Theresa May urged to cling onto power until 2021 to save Brexit, stop Tory collapse

Theresa May urged to cling onto power until 2021 to save Brexit, stop Tory collapse

Theresa May is being urged not to resign until close to the next election amid fears a power struggle could spell the end of the Tory party. Conservatives worry a leadership battle would also be disastrous for Brexit negotiations.

Senior Tory politicians fear that a pre-2021 resignation could see Brexit and its delicate negotiations destroyed, taking the Conservative party down with it. The next election must be held before June 2022, and Tory leadership elections usually take around four months.

The British PM is expected to have agreed the basic terms of the new EU-UK relationship by October 2018. A full trade agreement could take months longer, and may not be ready by the end of 2020 (at the earliest), meaning that if May jumps prior to this, senior party members fear her potential successors could abandon delicate agreements and trade deals to appease to the party’s widely Euroskeptic base.

“[May] will have to stay on indefinitely, not least because the government will fall if she goes,” one senior minister told The Times. “She has to stay until Brexit is completed because obviously it would become the most heated part of any leadership contest,” said pro-Brexit backbench MP Jacob Rees-Mogg.

The attitude shift comes in stark contrast to views expressed only last week that May would not survive past Christmas. “She is not one to up sticks and leave,” one cabinet minister said. “I’m confident that she will go on long beyond when many people expect. There is no clean and simple moment when she will or can leave. I think the leadership contest will be pushed back and back.”
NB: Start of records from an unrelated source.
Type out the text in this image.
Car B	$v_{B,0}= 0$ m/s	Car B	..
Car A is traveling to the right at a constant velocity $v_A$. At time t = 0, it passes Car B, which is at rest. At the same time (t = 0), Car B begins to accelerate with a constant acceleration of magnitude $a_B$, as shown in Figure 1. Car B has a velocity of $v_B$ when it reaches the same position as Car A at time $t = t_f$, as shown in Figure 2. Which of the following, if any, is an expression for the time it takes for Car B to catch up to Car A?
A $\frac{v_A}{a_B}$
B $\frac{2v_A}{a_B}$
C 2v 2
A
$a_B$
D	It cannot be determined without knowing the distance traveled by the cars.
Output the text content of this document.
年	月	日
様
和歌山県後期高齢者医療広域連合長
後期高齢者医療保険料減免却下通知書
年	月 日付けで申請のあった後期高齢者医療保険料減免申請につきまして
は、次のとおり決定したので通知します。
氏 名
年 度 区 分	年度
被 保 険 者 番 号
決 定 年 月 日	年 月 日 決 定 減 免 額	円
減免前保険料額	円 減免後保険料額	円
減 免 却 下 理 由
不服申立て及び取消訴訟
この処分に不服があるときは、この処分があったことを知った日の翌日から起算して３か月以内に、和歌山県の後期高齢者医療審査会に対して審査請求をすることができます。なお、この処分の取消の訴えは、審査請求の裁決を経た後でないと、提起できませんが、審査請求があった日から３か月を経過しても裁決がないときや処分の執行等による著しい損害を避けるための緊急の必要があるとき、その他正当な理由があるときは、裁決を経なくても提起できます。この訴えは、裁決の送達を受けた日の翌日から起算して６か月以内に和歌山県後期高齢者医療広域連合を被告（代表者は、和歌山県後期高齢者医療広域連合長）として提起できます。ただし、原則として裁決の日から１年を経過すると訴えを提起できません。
May is also expected to stave off a cabinet reshuffle, which was expected in the new year, in order to stop any major disruptions before trade talks with the EU ramp up in March.

“A reshuffle is not a card any PM can play too often, so you should only do one when you really have to,” a close ally to May told The Sun. “They have a habit of creating more problems than they solve, so there is a growing feeling not to rock the boat now Theresa is looking more solid. We will also get an undoubted kicking at the locals in May, so we’ll need something to regain the initiative after them.”